What is the largest integer square root is an irrational number between 3 and 4?
The largest integer whose square root is an irrational number between 3 and 4 is 3.
To find the largest integer whose square root is an irrational number between 3 and 4, we can square integers within this range until we find a number whose square is greater than 4. Let's start with the lower limit of 3.
When we square 3, we get 3^2 = 9, which is greater than 4. Since the square root of 9 is 3, which is not an irrational number, we continue.

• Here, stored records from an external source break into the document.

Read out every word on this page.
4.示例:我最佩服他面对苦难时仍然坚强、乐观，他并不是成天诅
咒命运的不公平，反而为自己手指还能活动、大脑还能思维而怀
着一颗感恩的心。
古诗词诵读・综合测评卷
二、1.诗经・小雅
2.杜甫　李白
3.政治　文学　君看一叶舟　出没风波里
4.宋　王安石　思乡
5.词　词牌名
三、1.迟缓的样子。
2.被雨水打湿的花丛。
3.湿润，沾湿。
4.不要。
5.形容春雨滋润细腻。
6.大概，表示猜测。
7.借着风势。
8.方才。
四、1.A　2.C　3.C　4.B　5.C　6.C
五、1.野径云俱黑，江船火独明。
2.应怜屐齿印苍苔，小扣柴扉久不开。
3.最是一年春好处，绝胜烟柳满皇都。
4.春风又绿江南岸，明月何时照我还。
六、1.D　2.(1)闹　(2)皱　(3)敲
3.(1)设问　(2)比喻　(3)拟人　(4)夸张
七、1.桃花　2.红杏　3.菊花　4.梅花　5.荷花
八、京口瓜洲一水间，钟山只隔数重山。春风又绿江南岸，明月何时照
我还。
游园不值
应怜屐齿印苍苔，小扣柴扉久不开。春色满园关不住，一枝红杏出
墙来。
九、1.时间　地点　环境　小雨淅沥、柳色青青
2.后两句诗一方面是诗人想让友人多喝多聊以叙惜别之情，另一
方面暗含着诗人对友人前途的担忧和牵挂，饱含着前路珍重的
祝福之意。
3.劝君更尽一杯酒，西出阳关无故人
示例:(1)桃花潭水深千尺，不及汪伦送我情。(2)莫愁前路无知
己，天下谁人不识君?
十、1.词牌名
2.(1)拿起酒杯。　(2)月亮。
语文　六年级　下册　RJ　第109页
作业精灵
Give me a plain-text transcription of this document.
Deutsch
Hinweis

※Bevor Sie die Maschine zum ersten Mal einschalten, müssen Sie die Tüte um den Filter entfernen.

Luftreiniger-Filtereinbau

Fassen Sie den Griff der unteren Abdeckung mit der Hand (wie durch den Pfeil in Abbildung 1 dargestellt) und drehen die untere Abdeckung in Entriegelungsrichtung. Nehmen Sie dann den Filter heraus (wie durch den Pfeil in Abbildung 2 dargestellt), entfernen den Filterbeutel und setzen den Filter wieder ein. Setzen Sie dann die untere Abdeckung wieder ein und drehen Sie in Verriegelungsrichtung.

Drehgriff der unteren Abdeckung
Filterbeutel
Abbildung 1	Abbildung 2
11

When we square 4, we get 4^2 = 16, which is also greater than 4. However, the square root of 16 is 4, which is not an irrational number.
So, the largest integer whose square root is an irrational number between 3 and 4 is 3.
To find the largest integer whose square root is an irrational number between 3 and 4, we need to determine the largest perfect square less than 4. Since 4 is a perfect square, we will exclude it.
Starting with 3, we square each integer until we reach 4:
3^2 = 9
4^2 = 16
The largest perfect square less than 4 is 9. Now, we need to find the largest integer whose square root is an irrational number. Taking the square root of 9, we get 3. Since the square root of 9 is a rational number, we need to go one step back and take the square root of the previous perfect square.
Therefore, the largest integer whose square root is an irrational number between 3 and 4 is the square root of 4, which is 2.